Asian stocks fluctuated on Friday, ending a nine-week winning streak for global stocks, as bets on aggressive Federal Reserve interest rate cuts faded. We remind you that the day before this, the Asian market showed a decline.
The dollar gained ground against the yen, rising above 145 yen on Friday, boosted by higher long-term Treasury yields.
The broadest index of Asia-Pacific shares outside Japan (.MIAPJ0000PUS) fell 0.49%, with Hong Kong’s Hang Seng (.HSI) losing 0.8% and mainland China’s blue-chip index (.CSI300) retreating 0.62%.
However, Japan’s Nikkei index (.N225) bucked the trend, rising 0.27% as exporters benefited from a weaker yen.

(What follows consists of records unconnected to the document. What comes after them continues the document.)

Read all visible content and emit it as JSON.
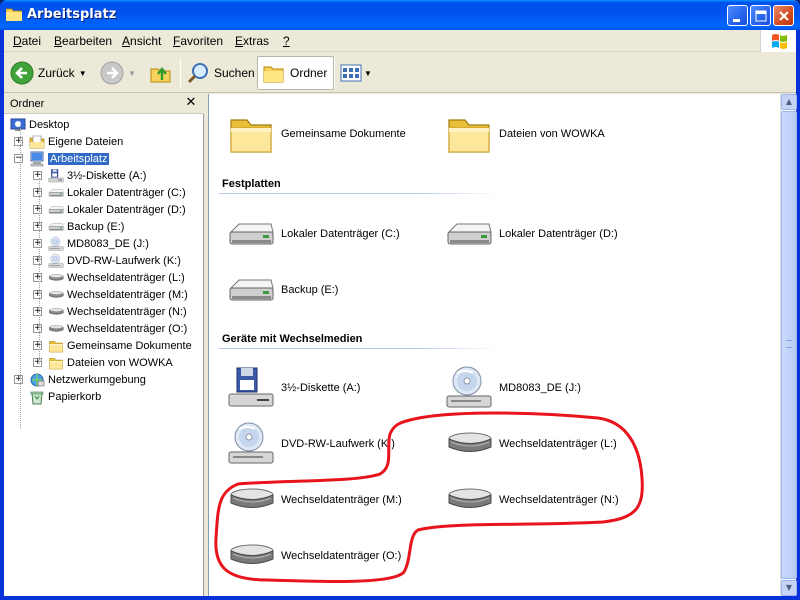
{
  "window": {
    "title": "Arbeitsplatz"
  },
  "menu": {
    "items": [
      {
        "label": "Datei",
        "accel": "D",
        "rest": "atei"
      },
      {
        "label": "Bearbeiten",
        "accel": "B",
        "rest": "earbeiten"
      },
      {
        "label": "Ansicht",
        "accel": "A",
        "rest": "nsicht"
      },
      {
        "label": "Favoriten",
        "accel": "F",
        "rest": "avoriten"
      },
      {
        "label": "Extras",
        "accel": "E",
        "rest": "xtras"
      },
      {
        "label": "?",
        "accel": "?",
        "rest": ""
      }
    ]
  },
  "toolbar": {
    "back_label": "Zurück",
    "search_label": "Suchen",
    "folders_label": "Ordner"
  },
  "folder_pane": {
    "title": "Ordner",
    "close_glyph": "✕",
    "tree": [
      {
        "label": "Desktop",
        "icon": "desktop-icon",
        "expander": ""
      },
      {
        "label": "Eigene Dateien",
        "icon": "my-documents-icon",
        "expander": "+"
      },
      {
        "label": "Arbeitsplatz",
        "icon": "my-computer-icon",
        "expander": "−",
        "selected": true
      },
      {
        "label": "3½-Diskette (A:)",
        "icon": "floppy-drive-icon",
        "expander": "+"
      },
      {
        "label": "Lokaler Datenträger (C:)",
        "icon": "hard-drive-icon",
        "expander": "+"
      },
      {
        "label": "Lokaler Datenträger (D:)",
        "icon": "hard-drive-icon",
        "expander": "+"
      },
      {
        "label": "Backup (E:)",
        "icon": "hard-drive-icon",
        "expander": "+"
      },
      {
        "label": "MD8083_DE (J:)",
        "icon": "cd-drive-icon",
        "expander": "+"
      },
      {
        "label": "DVD-RW-Laufwerk (K:)",
        "icon": "cd-drive-icon",
        "expander": "+"
      },
      {
        "label": "Wechseldatenträger (L:)",
        "icon": "removable-drive-icon",
        "expander": "+"
      },
      {
        "label": "Wechseldatenträger (M:)",
        "icon": "removable-drive-icon",
        "expander": "+"
      },
      {
        "label": "Wechseldatenträger (N:)",
        "icon": "removable-drive-icon",
        "expander": "+"
      },
      {
        "label": "Wechseldatenträger (O:)",
        "icon": "removable-drive-icon",
        "expander": "+"
      },
      {
        "label": "Gemeinsame Dokumente",
        "icon": "folder-icon",
        "expander": "+"
      },
      {
        "label": "Dateien von WOWKA",
        "icon": "folder-icon",
        "expander": "+"
      },
      {
        "label": "Netzwerkumgebung",
        "icon": "network-icon",
        "expander": "+"
      },
      {
        "label": "Papierkorb",
        "icon": "recycle-bin-icon",
        "expander": ""
      }
    ]
  },
  "content": {
    "folders": [
      {
        "label": "Gemeinsame Dokumente",
        "icon": "folder-icon"
      },
      {
        "label": "Dateien von WOWKA",
        "icon": "folder-icon"
      }
    ],
    "group_hdd": "Festplatten",
    "hdd": [
      {
        "label": "Lokaler Datenträger (C:)",
        "icon": "hard-drive-icon"
      },
      {
        "label": "Lokaler Datenträger (D:)",
        "icon": "hard-drive-icon"
      },
      {
        "label": "Backup (E:)",
        "icon": "hard-drive-icon"
      }
    ],
    "group_removable": "Geräte mit Wechselmedien",
    "removable": [
      {
        "label": "3½-Diskette (A:)",
        "icon": "floppy-drive-icon"
      },
      {
        "label": "MD8083_DE (J:)",
        "icon": "cd-drive-icon"
      },
      {
        "label": "DVD-RW-Laufwerk (K:)",
        "icon": "cd-drive-icon"
      },
      {
        "label": "Wechseldatenträger (L:)",
        "icon": "removable-drive-icon"
      },
      {
        "label": "Wechseldatenträger (M:)",
        "icon": "removable-drive-icon"
      },
      {
        "label": "Wechseldatenträger (N:)",
        "icon": "removable-drive-icon"
      },
      {
        "label": "Wechseldatenträger (O:)",
        "icon": "removable-drive-icon"
      }
    ]
  },
  "colors": {
    "titlebar": "#0054e3",
    "selection": "#316ac5",
    "annotation": "#e8141b"
  }
}
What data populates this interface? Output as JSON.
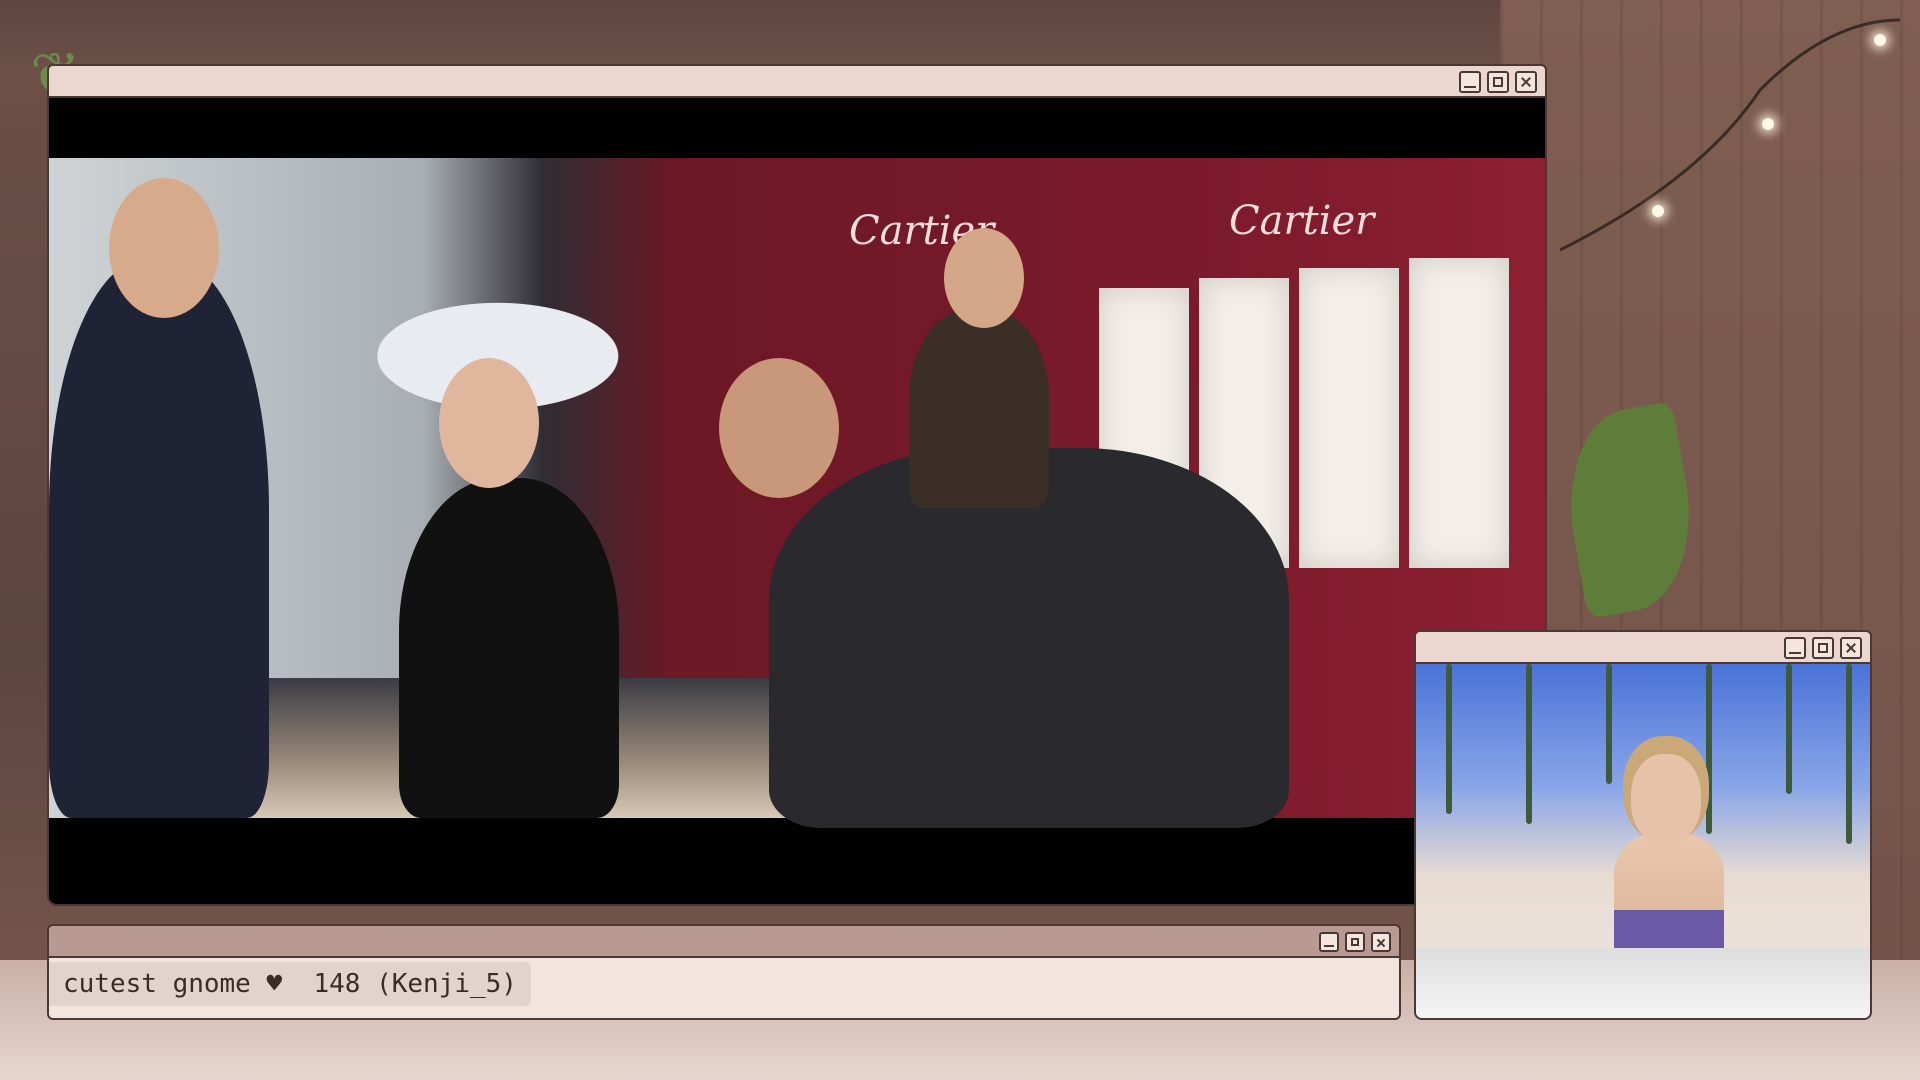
{
  "main_window": {
    "controls": {
      "minimize": "minimize",
      "maximize": "maximize",
      "close": "close"
    },
    "video": {
      "store_signs": [
        "Cartier",
        "Cartier"
      ]
    }
  },
  "chat_window": {
    "message": "cutest gnome ♥  148 (Kenji_5)"
  },
  "cam_window": {
    "controls": {
      "minimize": "minimize",
      "maximize": "maximize",
      "close": "close"
    }
  },
  "colors": {
    "chrome_border": "#4b3832",
    "titlebar": "#ecd7d0",
    "chat_titlebar": "#b99a92",
    "chat_body": "#f2e5e0",
    "background": "#6e5148"
  }
}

The dollar traded higher at 145.25 yen, touching 145.365 for the first time since December 13.
The deadly New Year’s earthquake off the coast of Japan’s Sea of Japan has forced the Bank of Japan to abandon its latest expectations for policy changes made at a meeting this month.

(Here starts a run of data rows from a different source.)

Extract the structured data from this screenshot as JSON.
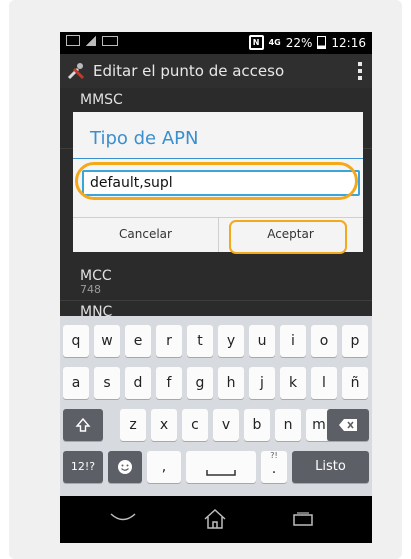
{
  "status_bar": {
    "signal_label": "?.il",
    "network_label": "4G",
    "battery": "22%",
    "time": "12:16",
    "nfc_label": "N"
  },
  "action_bar": {
    "title": "Editar el punto de acceso"
  },
  "settings": [
    {
      "title": "MMSC",
      "value": ""
    },
    {
      "title": "MCC",
      "value": "748"
    },
    {
      "title": "MNC",
      "value": ""
    }
  ],
  "dialog": {
    "title": "Tipo de APN",
    "input_value": "default,supl",
    "cancel_label": "Cancelar",
    "accept_label": "Aceptar"
  },
  "keyboard": {
    "row1": [
      "q",
      "w",
      "e",
      "r",
      "t",
      "y",
      "u",
      "i",
      "o",
      "p"
    ],
    "row2": [
      "a",
      "s",
      "d",
      "f",
      "g",
      "h",
      "j",
      "k",
      "l",
      "ñ"
    ],
    "row3": [
      "z",
      "x",
      "c",
      "v",
      "b",
      "n",
      "m"
    ],
    "shift_icon": "shift-icon",
    "backspace_icon": "backspace-icon",
    "symbols_label": "12!?",
    "emoji_icon": "emoji-icon",
    "comma_label": ",",
    "space_icon": "space-icon",
    "period_label": ".",
    "period_hint": "?!",
    "done_label": "Listo"
  },
  "nav_bar": {
    "back_icon": "back-icon",
    "home_icon": "home-icon",
    "recents_icon": "recents-icon"
  },
  "colors": {
    "accent_blue": "#3a8fcf",
    "highlight_orange": "#f4a81b"
  }
}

“The BOJ’s continued reluctance to provide a timetable for economic normalization contradicts the Fed’s opposition to the aggressive path of rate cuts that the market assumed a week ago,”

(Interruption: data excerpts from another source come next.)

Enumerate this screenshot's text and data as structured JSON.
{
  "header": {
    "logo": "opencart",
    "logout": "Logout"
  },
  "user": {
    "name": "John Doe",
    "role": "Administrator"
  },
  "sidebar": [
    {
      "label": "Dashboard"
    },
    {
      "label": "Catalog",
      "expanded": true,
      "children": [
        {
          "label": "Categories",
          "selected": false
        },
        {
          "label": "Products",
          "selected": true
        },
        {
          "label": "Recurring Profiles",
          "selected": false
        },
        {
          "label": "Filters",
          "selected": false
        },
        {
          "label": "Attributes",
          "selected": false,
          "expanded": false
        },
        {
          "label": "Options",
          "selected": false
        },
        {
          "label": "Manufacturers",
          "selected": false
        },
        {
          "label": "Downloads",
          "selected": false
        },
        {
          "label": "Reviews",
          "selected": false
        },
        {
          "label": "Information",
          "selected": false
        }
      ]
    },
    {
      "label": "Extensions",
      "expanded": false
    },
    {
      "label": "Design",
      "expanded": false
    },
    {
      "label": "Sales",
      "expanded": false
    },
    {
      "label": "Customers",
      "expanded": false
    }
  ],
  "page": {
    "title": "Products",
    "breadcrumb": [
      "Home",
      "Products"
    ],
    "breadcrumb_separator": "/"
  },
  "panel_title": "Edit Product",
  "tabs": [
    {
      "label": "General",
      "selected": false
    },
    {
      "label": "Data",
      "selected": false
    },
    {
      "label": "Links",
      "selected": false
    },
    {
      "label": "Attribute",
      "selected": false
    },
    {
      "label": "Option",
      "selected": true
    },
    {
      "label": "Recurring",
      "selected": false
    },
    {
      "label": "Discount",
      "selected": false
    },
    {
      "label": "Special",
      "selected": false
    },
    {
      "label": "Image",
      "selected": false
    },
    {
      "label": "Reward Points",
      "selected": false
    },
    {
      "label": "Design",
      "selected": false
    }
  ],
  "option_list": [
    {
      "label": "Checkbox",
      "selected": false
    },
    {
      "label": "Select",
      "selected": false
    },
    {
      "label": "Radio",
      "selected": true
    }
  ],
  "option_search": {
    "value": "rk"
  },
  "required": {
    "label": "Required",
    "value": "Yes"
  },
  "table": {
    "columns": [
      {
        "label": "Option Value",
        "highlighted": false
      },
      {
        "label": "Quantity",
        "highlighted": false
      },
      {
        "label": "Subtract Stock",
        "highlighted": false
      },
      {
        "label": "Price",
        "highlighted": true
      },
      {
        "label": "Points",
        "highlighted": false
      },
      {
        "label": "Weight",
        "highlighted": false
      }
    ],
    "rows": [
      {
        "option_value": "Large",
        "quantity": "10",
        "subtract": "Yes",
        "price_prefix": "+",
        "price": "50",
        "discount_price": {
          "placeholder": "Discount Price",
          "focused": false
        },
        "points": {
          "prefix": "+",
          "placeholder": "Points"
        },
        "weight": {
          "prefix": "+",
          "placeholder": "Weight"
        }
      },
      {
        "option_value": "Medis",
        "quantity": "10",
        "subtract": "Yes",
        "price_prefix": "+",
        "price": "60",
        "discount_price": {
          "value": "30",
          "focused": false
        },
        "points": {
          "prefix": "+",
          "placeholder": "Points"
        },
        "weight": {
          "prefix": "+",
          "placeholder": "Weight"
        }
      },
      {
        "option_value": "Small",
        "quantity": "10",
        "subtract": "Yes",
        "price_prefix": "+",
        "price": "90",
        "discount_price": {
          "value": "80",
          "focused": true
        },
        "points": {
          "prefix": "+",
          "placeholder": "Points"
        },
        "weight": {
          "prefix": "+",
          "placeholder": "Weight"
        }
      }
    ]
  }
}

said James Knightton, senior corporate FX dealer at Convera.
The state of Asian markets is a consequence of American policy
The MSCI World Index (.MIWO0000PUS) is on track to post a 1.78% decline this week, as investors weigh the latest economic data and commentary from central bankers.
“The weak opening of stock markets in 2024 suggests that investors are still recovering from December’s exuberance, waking up to the reality that the bullish rally may have been too much, too soon.”
said Lewis Grant, senior portfolio manager for global equities at Federated Hermes Limited.
“Uncertainty remains and much will depend on the first few economic indicators of 2024.”
On Thursday, firmer-than-expected US labor market data provided some relief to investors who had been concerned about the potential for a recession. The data showed that the US economy added 467,000 jobs in January, more than economists had expected.
Fed officials have also been more measured in their recent comments about the economy, suggesting that they are less convinced that a rate cut is necessary. Richmond Fed President Thomas Barkin, for example, said this week that the central bank is “making real progress” in curbing inflation.
Traders are now pricing in a slightly lower probability of a Fed rate cut by March, according to the FedWatch tool. The tool now shows a 66% chance of a rate cut, down from 71% a week ago.
After a turbulent trading week, the S&P 500 has suffered its first weekly loss since late October, dropping 0.34% on Friday. Futures are pointing to a further decline of 0.11% when markets open.
The US dollar index, which measures the currency against a basket of six major currencies, gained 0.18% to 102.61, pulling back from its three-week high of 102.73 set on Wednesday. It has gained 1.22% over the week.
The 10-year Treasury yield rose to 4.023% and was last at 4.0135%, up about 15.5 basis points for the week.